Gestos agressivos podem antecipar atos de violência contra o parceiro na relação do casal. Aprenda a reconhecer sinais de perigo
Quem não se lembra do caso da adolescente Eloá Cristina Pimentel, de 15 anos, morta a tiros pelo ex-namorado, Lindemberg Alves Fernandes, em 2008? E da cabeleireira Maria Islaine de Morais, de 31 anos, assassinada pelo ex-marido no ano passado? As imagens, gravadas pela câmera de segurança de seu salão, correram o País. De acordo com especialistas, é possível enxergar alguns sinais de que a violência está virando rotina para um casal. O problema é que, no auge da paixão, é mais fácil justificar um ato agressivo do que encará-lo como tal.

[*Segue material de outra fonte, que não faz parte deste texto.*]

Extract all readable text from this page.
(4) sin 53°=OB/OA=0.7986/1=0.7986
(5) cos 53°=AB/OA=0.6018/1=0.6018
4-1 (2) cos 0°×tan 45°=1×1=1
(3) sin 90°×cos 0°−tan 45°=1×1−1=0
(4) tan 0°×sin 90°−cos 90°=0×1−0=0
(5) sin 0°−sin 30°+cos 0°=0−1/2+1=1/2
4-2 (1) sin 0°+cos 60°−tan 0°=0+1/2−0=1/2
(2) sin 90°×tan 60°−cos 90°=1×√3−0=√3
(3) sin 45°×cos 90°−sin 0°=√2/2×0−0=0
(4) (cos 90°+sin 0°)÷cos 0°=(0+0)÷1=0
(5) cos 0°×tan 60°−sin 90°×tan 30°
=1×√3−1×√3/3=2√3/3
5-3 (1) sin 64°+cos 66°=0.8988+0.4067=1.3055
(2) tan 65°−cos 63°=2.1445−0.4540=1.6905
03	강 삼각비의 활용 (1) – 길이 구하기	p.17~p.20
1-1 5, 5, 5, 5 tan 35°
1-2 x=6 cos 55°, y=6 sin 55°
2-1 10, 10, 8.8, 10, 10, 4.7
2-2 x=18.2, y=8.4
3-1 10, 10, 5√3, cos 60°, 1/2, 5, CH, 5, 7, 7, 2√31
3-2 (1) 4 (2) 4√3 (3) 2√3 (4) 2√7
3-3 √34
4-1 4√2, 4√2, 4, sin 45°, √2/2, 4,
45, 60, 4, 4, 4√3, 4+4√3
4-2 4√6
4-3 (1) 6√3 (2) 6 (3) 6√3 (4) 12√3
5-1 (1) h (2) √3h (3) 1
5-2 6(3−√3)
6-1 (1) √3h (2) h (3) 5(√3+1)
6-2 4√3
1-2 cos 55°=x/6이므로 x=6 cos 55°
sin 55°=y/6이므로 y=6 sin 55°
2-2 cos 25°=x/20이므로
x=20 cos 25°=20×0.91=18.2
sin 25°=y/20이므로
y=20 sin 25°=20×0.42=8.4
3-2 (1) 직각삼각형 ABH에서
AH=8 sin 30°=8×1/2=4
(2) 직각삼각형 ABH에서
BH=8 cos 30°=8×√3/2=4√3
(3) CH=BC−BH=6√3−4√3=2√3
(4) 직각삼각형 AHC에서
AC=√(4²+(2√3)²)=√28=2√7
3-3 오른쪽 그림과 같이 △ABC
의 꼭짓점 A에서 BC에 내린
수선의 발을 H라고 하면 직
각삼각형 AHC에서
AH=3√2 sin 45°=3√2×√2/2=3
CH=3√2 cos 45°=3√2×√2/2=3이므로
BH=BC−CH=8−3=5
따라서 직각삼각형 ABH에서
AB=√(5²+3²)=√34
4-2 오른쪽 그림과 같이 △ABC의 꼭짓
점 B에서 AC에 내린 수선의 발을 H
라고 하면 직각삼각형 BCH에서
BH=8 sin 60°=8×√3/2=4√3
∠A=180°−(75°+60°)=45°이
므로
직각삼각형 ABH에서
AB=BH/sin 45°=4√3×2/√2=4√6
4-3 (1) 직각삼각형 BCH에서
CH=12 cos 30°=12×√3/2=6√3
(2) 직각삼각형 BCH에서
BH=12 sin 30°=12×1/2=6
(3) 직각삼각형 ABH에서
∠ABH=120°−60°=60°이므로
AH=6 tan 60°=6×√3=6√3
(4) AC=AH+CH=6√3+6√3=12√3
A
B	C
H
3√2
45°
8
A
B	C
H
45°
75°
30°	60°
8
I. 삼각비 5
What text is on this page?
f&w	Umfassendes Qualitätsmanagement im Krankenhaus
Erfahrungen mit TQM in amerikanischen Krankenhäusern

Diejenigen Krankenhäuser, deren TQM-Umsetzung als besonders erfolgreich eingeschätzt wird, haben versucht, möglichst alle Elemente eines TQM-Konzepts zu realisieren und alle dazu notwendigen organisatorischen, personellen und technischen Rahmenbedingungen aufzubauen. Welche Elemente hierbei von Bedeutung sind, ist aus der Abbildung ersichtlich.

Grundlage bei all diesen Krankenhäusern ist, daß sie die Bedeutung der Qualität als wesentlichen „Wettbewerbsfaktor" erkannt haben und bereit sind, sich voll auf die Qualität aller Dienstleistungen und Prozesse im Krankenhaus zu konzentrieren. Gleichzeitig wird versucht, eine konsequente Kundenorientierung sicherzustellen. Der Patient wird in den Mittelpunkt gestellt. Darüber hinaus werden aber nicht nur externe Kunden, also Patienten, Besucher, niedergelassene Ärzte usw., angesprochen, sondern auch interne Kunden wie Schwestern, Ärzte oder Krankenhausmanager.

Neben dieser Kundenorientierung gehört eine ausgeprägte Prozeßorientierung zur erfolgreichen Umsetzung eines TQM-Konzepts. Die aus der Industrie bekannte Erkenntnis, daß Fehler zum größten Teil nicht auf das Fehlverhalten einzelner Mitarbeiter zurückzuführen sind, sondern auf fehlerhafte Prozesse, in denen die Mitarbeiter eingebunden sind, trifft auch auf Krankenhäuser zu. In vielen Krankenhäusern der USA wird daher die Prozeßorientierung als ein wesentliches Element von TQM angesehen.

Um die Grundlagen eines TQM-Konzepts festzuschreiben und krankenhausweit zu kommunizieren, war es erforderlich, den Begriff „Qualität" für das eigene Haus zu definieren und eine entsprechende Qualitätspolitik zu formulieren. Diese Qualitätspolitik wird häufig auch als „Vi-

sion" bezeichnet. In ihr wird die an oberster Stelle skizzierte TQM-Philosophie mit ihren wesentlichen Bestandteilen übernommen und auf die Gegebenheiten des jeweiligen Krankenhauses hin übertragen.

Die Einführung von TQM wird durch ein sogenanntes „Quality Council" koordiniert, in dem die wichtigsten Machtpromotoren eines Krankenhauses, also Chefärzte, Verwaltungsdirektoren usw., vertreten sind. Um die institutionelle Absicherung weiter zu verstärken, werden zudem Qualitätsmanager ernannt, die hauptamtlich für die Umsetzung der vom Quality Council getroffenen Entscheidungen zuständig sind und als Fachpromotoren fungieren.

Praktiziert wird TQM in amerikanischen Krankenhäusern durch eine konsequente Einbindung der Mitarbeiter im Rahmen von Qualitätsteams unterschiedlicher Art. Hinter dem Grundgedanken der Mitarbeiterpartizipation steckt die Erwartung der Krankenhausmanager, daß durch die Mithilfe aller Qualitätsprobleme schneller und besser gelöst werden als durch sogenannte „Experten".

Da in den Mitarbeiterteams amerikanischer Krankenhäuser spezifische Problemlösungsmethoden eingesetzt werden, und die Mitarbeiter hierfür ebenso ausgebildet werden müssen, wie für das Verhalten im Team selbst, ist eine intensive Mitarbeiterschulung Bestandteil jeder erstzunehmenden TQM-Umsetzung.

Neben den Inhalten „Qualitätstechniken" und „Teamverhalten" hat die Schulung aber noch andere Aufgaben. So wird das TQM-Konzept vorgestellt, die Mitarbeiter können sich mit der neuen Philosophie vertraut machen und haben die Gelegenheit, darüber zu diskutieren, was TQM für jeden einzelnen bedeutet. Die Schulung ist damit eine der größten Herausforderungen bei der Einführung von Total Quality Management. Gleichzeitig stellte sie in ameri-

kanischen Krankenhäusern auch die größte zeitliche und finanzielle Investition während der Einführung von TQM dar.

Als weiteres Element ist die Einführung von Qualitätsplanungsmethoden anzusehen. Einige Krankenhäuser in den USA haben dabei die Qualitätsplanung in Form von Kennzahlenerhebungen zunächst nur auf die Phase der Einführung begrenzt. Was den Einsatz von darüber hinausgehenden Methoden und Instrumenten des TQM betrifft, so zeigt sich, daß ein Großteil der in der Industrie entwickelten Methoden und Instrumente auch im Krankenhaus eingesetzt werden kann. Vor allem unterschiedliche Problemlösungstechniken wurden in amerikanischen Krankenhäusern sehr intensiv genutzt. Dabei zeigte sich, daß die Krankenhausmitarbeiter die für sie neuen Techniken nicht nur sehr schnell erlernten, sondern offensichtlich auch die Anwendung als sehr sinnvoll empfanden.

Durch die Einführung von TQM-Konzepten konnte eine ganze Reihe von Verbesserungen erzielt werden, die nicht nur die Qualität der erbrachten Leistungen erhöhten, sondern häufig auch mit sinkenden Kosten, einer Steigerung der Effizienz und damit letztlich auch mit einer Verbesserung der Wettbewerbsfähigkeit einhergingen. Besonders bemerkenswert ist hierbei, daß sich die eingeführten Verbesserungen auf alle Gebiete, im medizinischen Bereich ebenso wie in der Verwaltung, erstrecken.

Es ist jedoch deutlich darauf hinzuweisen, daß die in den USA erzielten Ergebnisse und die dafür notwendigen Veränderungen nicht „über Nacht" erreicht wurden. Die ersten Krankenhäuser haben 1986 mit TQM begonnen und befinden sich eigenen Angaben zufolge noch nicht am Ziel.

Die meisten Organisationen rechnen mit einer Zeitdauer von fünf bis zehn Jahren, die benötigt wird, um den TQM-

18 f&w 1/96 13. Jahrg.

“Os sinais já são uma violência por si só. O parceiro que grita, humilha ou dá um empurrão já está agredindo. É preciso ficar atento a estes gestos”, afirma a psicóloga Margareth Volpi, mestre em terapia familiar e de casais pela Pontifícia Universidade Católica (PUC) de São Paulo. Ela enumera algumas ações que não deveriam fazer parte de um relacionamento saudável. “Quando há proibições unilaterais, ou seja, sem diálogo, é muito ruim. O proibir porque simplesmente não quer, sabe? Pode ser uma roupa mais curta ou ter amigos do sexo oposto. Também é preocupante quando há uma relação de ‘propriedade’ no relacionamento. Ninguém pode ser dono de outra pessoa.”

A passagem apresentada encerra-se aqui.